Du brauchst erstmal nicht "dolle" formulieren ... schreib einfach du legst gegen den Bescheid einer anteiligen Übernahme der Heizkosten fristgerecht Widerspruch ein.

Begründung: Wie bekannt und bisher praktiziert bist du aufgrund der Wohn- und Eigentumsverhältnisse verpflichtet, dich zu 1/3 an der Anschaffung von Brennstoffen zu beteiligen. Dies hast du bereits vor Jahren so erklärt, entsprechend beantragt und wurde auch bisher so erstattet. Über eine etwaige Änderung des Procederes wurdest du nicht informiert. Die Übernahme nur eines TEILS der Kosten, zu denen du verpflichtet bist, bringt dich nicht nur in existenzielle Nöte, sondern auch in Konflikt mit dem Haupteigentümer, der die Beschaffung organisiert und vorfinanziert.

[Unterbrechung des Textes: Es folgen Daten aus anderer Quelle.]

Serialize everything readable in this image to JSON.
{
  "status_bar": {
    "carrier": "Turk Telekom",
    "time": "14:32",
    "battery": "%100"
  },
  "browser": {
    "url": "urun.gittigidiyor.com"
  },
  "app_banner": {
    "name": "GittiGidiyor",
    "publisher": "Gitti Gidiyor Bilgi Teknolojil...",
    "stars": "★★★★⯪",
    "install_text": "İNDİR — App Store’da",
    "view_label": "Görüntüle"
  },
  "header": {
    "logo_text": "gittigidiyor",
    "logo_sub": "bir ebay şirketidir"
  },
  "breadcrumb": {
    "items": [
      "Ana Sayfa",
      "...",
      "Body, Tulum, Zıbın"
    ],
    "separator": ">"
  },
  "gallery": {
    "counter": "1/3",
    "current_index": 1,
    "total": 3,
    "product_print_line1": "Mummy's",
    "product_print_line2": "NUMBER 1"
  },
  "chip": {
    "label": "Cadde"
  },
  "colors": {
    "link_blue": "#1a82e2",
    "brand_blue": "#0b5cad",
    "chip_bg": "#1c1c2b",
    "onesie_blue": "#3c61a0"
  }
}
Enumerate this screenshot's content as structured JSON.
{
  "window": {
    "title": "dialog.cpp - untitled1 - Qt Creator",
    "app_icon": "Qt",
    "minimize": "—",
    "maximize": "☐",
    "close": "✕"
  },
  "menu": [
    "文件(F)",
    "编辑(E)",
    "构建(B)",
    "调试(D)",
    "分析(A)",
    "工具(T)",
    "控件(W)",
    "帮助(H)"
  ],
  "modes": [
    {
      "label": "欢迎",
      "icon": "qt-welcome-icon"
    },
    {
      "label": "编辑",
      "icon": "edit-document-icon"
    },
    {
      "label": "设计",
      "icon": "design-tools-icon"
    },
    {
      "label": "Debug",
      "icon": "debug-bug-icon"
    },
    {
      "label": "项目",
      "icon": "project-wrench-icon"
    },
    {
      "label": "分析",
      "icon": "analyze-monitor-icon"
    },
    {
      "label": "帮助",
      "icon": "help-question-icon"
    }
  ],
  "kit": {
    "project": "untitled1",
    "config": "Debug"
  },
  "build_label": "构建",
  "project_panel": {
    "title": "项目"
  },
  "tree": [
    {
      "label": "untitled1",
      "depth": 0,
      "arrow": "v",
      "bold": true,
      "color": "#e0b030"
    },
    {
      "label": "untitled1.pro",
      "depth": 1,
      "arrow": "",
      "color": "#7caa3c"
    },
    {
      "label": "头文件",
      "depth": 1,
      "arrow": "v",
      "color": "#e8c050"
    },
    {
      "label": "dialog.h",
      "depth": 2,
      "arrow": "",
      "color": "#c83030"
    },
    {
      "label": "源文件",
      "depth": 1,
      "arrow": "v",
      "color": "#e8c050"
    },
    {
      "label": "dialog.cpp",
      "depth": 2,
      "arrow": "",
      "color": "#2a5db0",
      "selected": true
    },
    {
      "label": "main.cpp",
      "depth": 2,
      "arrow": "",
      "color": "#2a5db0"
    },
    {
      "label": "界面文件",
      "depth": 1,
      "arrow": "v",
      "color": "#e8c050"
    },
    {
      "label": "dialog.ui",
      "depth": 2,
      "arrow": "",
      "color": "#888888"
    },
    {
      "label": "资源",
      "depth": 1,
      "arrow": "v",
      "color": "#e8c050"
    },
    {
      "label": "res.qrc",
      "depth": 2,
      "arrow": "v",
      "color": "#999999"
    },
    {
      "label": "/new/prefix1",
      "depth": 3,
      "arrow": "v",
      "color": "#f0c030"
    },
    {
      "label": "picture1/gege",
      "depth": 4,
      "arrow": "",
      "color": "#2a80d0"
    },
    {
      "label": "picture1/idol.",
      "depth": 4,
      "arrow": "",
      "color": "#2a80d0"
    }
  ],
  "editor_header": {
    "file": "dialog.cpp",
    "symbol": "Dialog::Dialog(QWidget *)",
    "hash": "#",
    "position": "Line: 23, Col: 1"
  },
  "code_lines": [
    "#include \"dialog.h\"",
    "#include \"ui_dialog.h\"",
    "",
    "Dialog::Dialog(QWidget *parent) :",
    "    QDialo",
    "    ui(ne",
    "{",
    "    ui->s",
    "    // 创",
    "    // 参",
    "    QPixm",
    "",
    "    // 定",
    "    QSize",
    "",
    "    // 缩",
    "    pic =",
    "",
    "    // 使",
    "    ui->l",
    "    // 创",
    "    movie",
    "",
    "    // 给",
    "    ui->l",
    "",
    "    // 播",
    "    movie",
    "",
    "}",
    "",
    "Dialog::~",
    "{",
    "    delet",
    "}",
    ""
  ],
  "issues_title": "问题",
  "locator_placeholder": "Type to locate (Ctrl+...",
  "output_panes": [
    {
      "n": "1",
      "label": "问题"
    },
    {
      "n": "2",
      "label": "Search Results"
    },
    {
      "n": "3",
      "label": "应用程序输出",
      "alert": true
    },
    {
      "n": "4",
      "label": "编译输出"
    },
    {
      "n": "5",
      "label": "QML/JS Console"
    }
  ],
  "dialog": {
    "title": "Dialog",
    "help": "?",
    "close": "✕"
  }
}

Die angenommene teilweise Erstattung nach Heizkostenspiegel entspricht nicht den tatsächlichen Erfordernissen, da die Anschaffung der Brennmittel regelmäßig über einen längeren Zeitraum als 1 angenommene Heizperiode ausreicht - was in der Vergangenheit auch so problemlos übernommen wurde. Dem Widerspruch ist abzuhelfen - die Kosten der Anschaffung von Brennstoffen sind zur Gänze zu übernehmen. Sollte es neuerdings ein Erfordernis geben, hier gesondert und vorab einen Antrag zu stellen, möge man hier seiner Informationspflicht nachkommen und dich benachrichtigen, ggf. die notwendigen Formulare übersenden ... ;-)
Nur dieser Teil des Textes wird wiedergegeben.